Re: TCP: time wait bucket table overflow - memory leak? [message #37224 is a reply to message #37180] |
Thu, 27 August 2009 13:46   |
seanfulton
Messages: 105 Registered: May 2007
|
Senior Member |
|
|
I am not sure if this will help but here is my $.02:
I have had something similar happen when we over-allocated the RAM on the HN. We had 6G in the machine and had four VEs that collectively had access to 18G. The HN can't stuff 18G of crap into a 6G bag so it keeps going until it dies. The solution for us was to run ve-split for four (in your case five) containers and start with that. Then adjust resources *carefully*.
Another issue we have had (and are still having) has to do with I/O activity on the HN during nightly backups. We tar each VE nightly (used to use vzdump, but it uses tar as well, so there was no functional difference in this respect). The tar used to be done to an NFS mount, now we use ssh/dd to pipe it to the backup server.
Anyway, tar -czv * knocks the machine to its knees. The VE it is backing up will effectively lock. On a busy mail server (inside a VE), this causes all sorts of damage to ongoing mail connections, so bad that we now have to restart the VE after every nightly backup.
In my experience, OpenVZ is very good about enforcing limits of activities within a VE, but can not seem to contain activities on the HN itself. It has been suggested that this is a kernel bug in the 2.6.18 kernel, but no solutions have been found or suggested.

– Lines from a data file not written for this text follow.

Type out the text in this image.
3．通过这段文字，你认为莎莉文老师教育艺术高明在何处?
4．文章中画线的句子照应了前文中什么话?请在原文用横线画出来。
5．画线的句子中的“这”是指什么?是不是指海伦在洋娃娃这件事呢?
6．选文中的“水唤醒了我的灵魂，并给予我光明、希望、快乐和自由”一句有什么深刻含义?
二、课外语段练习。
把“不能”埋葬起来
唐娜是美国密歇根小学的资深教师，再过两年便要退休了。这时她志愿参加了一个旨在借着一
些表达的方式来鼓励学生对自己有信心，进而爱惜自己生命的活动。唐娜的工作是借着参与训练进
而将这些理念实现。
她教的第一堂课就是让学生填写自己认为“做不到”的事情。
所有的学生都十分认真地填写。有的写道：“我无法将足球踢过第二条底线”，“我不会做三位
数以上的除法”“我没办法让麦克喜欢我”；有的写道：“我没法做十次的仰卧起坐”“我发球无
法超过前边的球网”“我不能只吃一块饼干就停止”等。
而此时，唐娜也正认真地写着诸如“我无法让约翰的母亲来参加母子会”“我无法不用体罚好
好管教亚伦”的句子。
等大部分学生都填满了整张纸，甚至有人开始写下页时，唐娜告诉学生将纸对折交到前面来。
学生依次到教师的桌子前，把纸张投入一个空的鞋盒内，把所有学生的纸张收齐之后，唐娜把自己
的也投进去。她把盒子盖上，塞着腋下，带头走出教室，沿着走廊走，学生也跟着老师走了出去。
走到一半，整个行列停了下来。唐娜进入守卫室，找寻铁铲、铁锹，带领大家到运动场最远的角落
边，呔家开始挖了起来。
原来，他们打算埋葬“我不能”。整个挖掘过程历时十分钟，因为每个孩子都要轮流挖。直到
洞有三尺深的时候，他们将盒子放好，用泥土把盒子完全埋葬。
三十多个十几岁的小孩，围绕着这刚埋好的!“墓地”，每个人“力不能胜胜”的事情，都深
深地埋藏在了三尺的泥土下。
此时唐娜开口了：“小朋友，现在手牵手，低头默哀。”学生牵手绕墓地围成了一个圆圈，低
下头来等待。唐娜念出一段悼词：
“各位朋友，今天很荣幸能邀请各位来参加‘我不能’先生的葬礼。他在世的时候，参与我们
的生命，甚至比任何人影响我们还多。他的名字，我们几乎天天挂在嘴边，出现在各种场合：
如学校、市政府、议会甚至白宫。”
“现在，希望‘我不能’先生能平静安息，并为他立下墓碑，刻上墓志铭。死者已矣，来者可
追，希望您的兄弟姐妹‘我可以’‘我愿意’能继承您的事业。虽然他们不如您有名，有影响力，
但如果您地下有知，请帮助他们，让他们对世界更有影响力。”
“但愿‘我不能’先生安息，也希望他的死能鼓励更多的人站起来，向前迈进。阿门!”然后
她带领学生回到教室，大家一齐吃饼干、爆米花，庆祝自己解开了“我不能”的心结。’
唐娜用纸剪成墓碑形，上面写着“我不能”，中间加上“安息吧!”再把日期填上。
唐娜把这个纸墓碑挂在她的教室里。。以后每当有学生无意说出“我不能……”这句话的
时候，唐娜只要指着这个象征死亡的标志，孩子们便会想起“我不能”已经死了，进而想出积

One solution recommended was to change the scheduler on the drive from cpq to deadline like this:
For a drive that is /dev/sda, use:
# cat /sys/block/sda/queue/scheduler
# cat /sys/block/sda/queue/scheduler
This still caused the load to grow, but the VEs no longer completely lock up during the process, which is a plus.
I am still looking for a more lasting solution to this last issue, but that's not your problem.
Hopefully this experience will point you in a useful direction. Good luck. I know it's frustrating.
sean
|
|
|